Big business in the back office.
Back in the day – let’s call it a pre-computer era some time between big collars, afros, shoulder pads and excess hairspray – the role of the global custodian was a tedious affair.
Traditionally, custodians had gigantic filing systems for storing certificates of stock and bond ownership for their clients. Today, certificates are stored electronically. At the same time, the range of products custodians deal with and the spectrum of services they deliver to their clients has snowballed.
Core functions now include fund administration and fund accounting (running the books of the funds), settlements (delivering securities to the buyer and the money to the seller), corporate actions (dividend and coupon payments), reconciliations (matching the actual securities to the client accounts), and cash services (dealing with problems arising from cross-border transactions).

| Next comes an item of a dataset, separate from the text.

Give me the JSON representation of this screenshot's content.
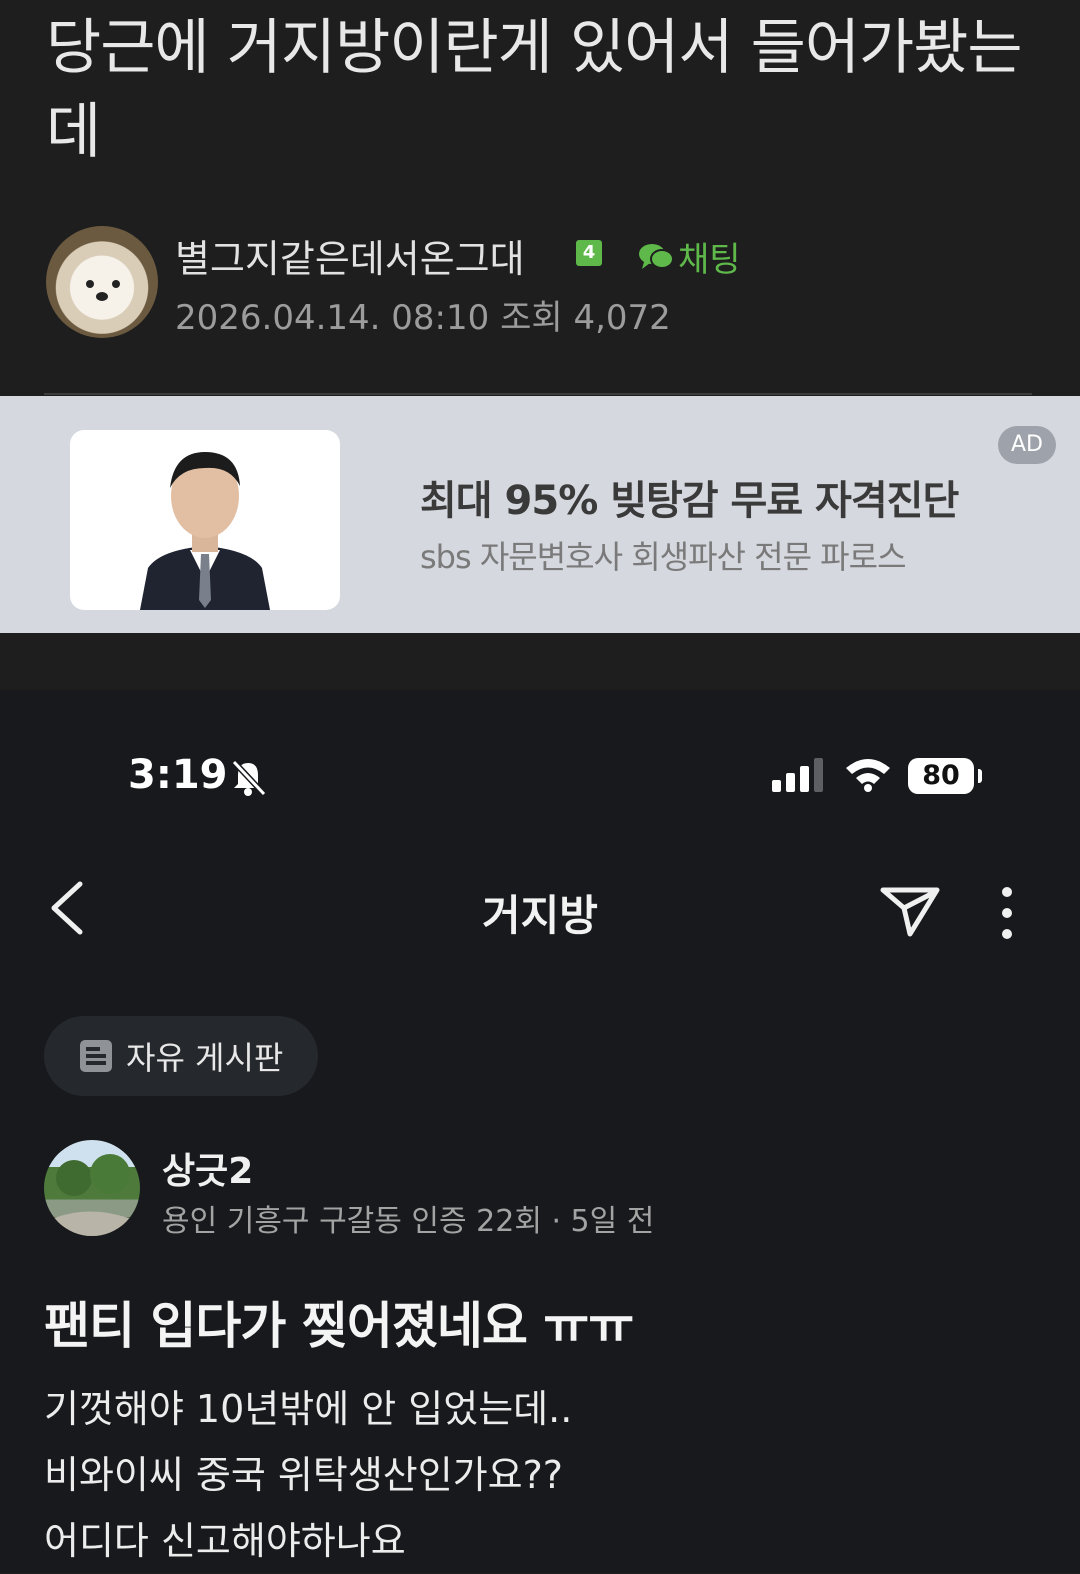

Francis Jackson, head of business development, EMEA at JPMorgan Investor Services, says: “Investment managers are investing in equities, bonds, cash, derivatives, hedge funds, real estate or private equity. We’re here to support every asset allocation strategy, every instrument type and every trading strategy anywhere in the world.”
Key players
Big-name US banks dominate, with HSBC the UK’s sole representative. BNP Paribas Securities Services, Société Générale Securities Services and others make it into the bottom half of the top 10.
Roles and career paths
There are three key areas – client, delivery and technology.
Client – Here, you’ll get to schmooze with clients, ensuring they’re happy with existing services and – hopefully – developing further business opportunities with them. Firms rarely offer client-facing roles at graduate level. Three years’ experience cutting your teeth in the core functions of a global custodian is generally a prerequisite.
Delivery – These are roles you would normally associate with a global custodian – fund administration, fund accounting, settlements, corporate actions, reconciliations, dividends and cash management. As a graduate trainee, you’ll usually be given a grounding in all these key areas before settling into a specific function and working your way up the ranks.
Technology – Custodians spend big money on technology – J.P. Morgan Investor Services tells us it spends $600m a year. Unsurprisingly, they need to hire technology professionals to help them spend it. Much of the technology activity is driven by the need to remove some of the monotonous work, such as reconciliations or net asset value (NAV) calculations within fund administration. Firms are also spending on straight-through processing – where the whole transaction is conducted electronically without re-keying or manual intervention. Custodians hire system programmers, data architects, business analysts, systems integrators and business process re-engineering experts.
Top five global custodians – Assets under custody
Bank of New York Mellon: $23,100bn
JPMorgan Worldwide Securities Services: $15,900bn
State Street: $15,300bn
Citigroup Global Transaction Services: $13,100bn
HSBC Securities Services: $6,100bn
Source: FT Mandate Research
Pay
Custodians don’t make the big money of investment bankers. In the UK, entry-level salaries fall between £25k and £30k, which rises to £45k-£70k at a senior level, according to figures from recruiters Morgan McKinley.
The highest-paying roles are sales and business development, business analysis, relationship management and product development, which come in at £70k-£75k+ at the top level in the UK.
In Ireland, a major centre for global custody, a fund accountant can expect to earn €30k-€38k after one year, rising to €61k-€100k+ at the top end, according to recruiters Robert Walters. Corporate actions jobs bring in a mere €47k-€68k at the senior end.
In Luxembourg, a head of fund administration can expect €115k, while a business development manager can earn a maximum of €95k-€170k after 10 years.
Skills
The official line is that there are no favoured degrees for this sector, but certain roles will require you to come with a pre-existing skills base. Fund accountants, for instance, must obviously be equipped with an accountancy qualification, while the IT roles will need the relevant technical knowledge.
Meanwhile, within the core functions, engineering graduates tend to gravitate towards the sector due to the complex models employed by the custodians to calculate the many administrative needs of multiple portfolios of assets, reckons Jackson.
However, Daron Pearce, head of relationship management EMEA, Bank of New York Mellon, says degrees are used as a ‘hygiene factor’ and skills can be taught, hence the industry’s openness to arts and science graduates. “The key talent we look for is people with strong problem solving skills and a logical mind-frame, but particularly good people skills. Recruits with good social skills and the ability to keep their head in a crisis are very valuable,” adds Jackson.
While numerical skills are needed to get your head around accounting and valuation models, it’s what you do with that information and how you transmit it to the client that counts. “People who can listen effectively, synthesise information and then communicate it in a concise and understandable way to a diverse audience will find success,” says Pearce.